There are things they could do though - such as limiting the execution time of a fiddle to a couple of minutes, or limiting the size of the code, or blocking certain calls, and so on. Users are running code that's been saved to the JSFiddle server, so it's not unreasonable to suggest JSFiddle have some responsibility to their visitors. They could make it so the code runs fine if you're the owner or if you've explicitly said it's OK to take up more resources, but defaults to running with these limits if you've just browsed to a Fiddle from a link. They could block common mining scripts (which would only work against 'scriptkiddie' attacks rather than anything sophisticated, but whatever).

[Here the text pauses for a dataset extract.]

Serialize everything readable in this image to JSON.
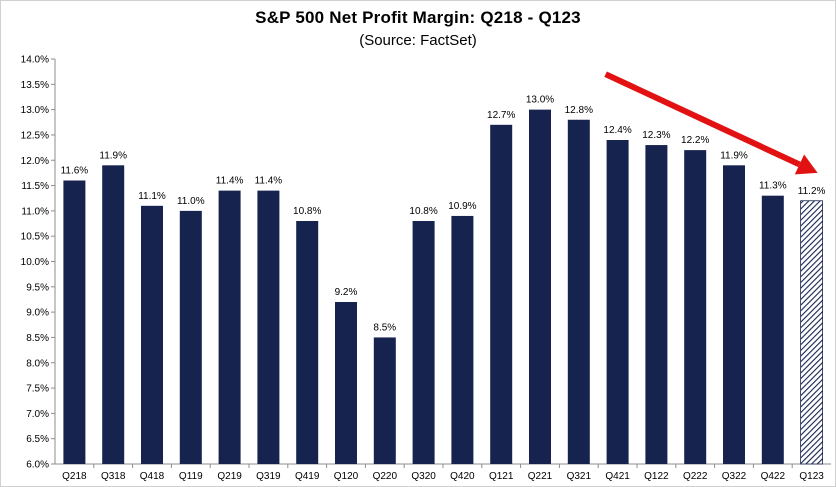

There are things the JSFiddle maintainers could do. They don't have to, and in their position I might not do anything either, but the cost of inaction in this case is Twitter blocking links to their site.
You do understand that they banned the malicious accounts and contacted Twitter, right? Them behaving responsibly is what caused this mess, not sure why you're implying they have no responsibility to their visitors...
I do not think so. If I insult another user on Hackernews, how is Ycombinator resposinble for that? I don‘t think platforms should be responsible for what their users do. That is a very slippery slope, leading to the horrendous way YouTube deals with copyright claims, Article 13, and similar censoring tools.
Your example is a difficult one because only the person who the derogatory comment is aimed at can decide whether or not they're insulted. Whether or not something is insulting is up to the person it's aimed at. The same goes for things like negative comments, stupid comments, copyright on a derivate work, etc. Whether those things are actually bad is a matter of opinion, and each party probably takes a different position. Consequently it's different situation, and not really relevant here.
A better analogy would be if I were to invent a piece of plain text malware and posted it in a Hackernews comment. Would YCombinator or HN have any responsibility to remove it, or should they just let it sit there? I contend that when something is actively harmful the publisher has a duty to protect visitors by removing the content or limiting it's impact. (And HN has some awesome moderators who do exactly that in very extreme cases, plus users here can flag things to hide them when there's a consensus, so it's not really like HN is completely free of 'censorship')
Plenty of people take the opposing view that platforms shouldn't get involved. There are two sides to most arguments. I'm slightly on the other side to your position.